Sin ninguna prisa, una vez en el suelo, enderezó los hombros y alzó la barbilla.

–¿Pasamos? –preguntó en tono majestuoso–. Mi capa –añadió, señalando con la barbilla la capa a juego con el vestido que se había quitado.

Sin esperar respuesta, entró en el despacho como si fuera suyo.

La habitación estaba tal cual la recordaba. Francés suspiró aliviada; todo estaba en el mismo sitio. Solía pintar en la mesa de la rueda de la carreta mientras esperaba a que pasaran los empleados para darles los donuts. Había jugado a las muñecas en aquella enorme mesa de reuniones. Y el escritorio de su padre…

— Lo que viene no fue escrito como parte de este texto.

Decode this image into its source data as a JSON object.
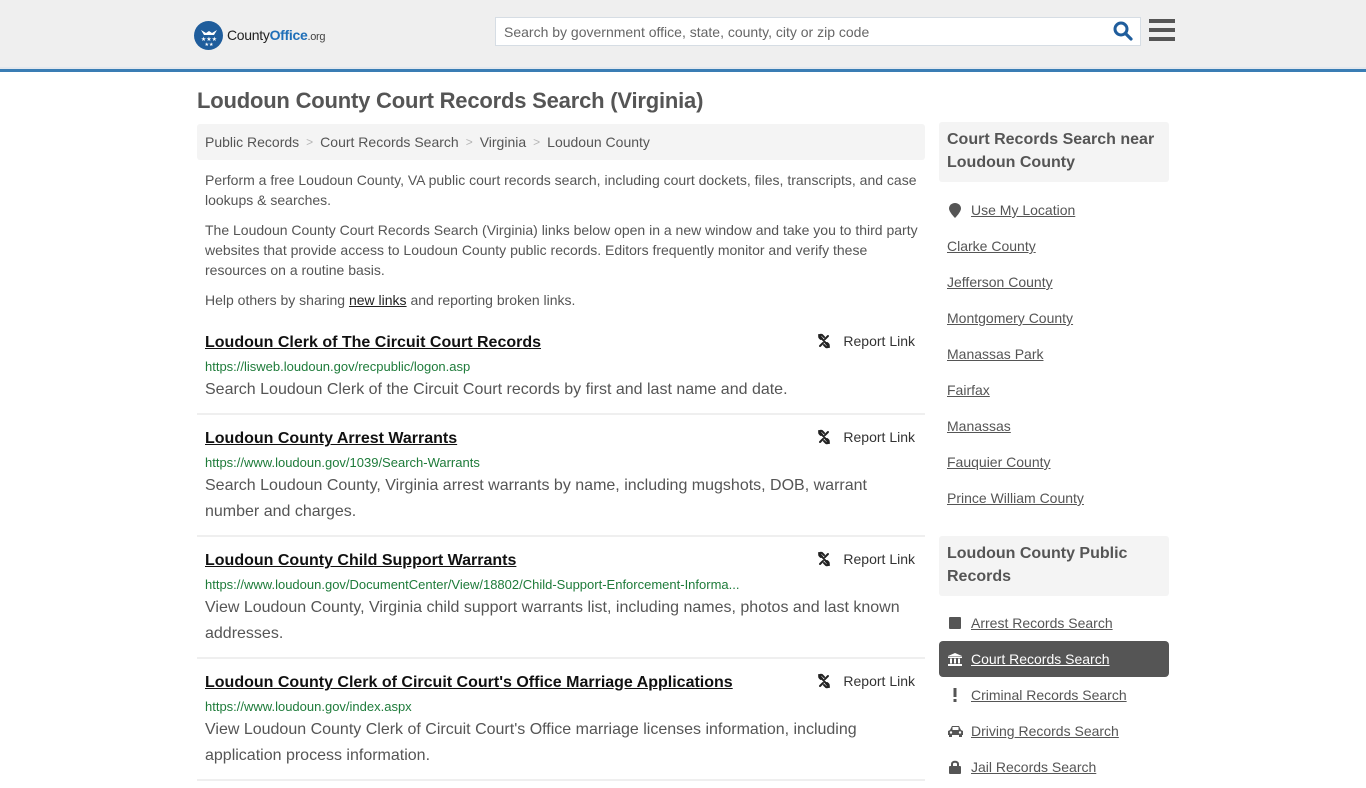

Su padre solo la abrazaba en aquella habitación. En esos momentos con ella, Hardwick Beaumont no se comportaba con un directivo despiadado. Le contaba cosas que no le contaba a nadie más, como cuando su padre, el abuelo John, le había dejado elegir el color de las cortinas y de la alfombra. O cómo John le había dejado probar una nueva cerveza recién salida de la fábrica y le había hecho explicarle por qué estaba buena y qué se le ocurría que podían hacer para mejorarla.

Su padre solía decirle que aquella oficina le había hecho como era y que algún día también influiría en su forma de ser. Después, le daba uno de sus escasos y breves abrazos.

Era ridículo cómo el simple recuerdo de un abrazo le humedecía los ojos. No podía soportar la idea de que toda aquella historia, todos aquellos recuerdos, iban a ser vendidos al mejor postor, aunque eso supusieran una pequeña comisión para ella.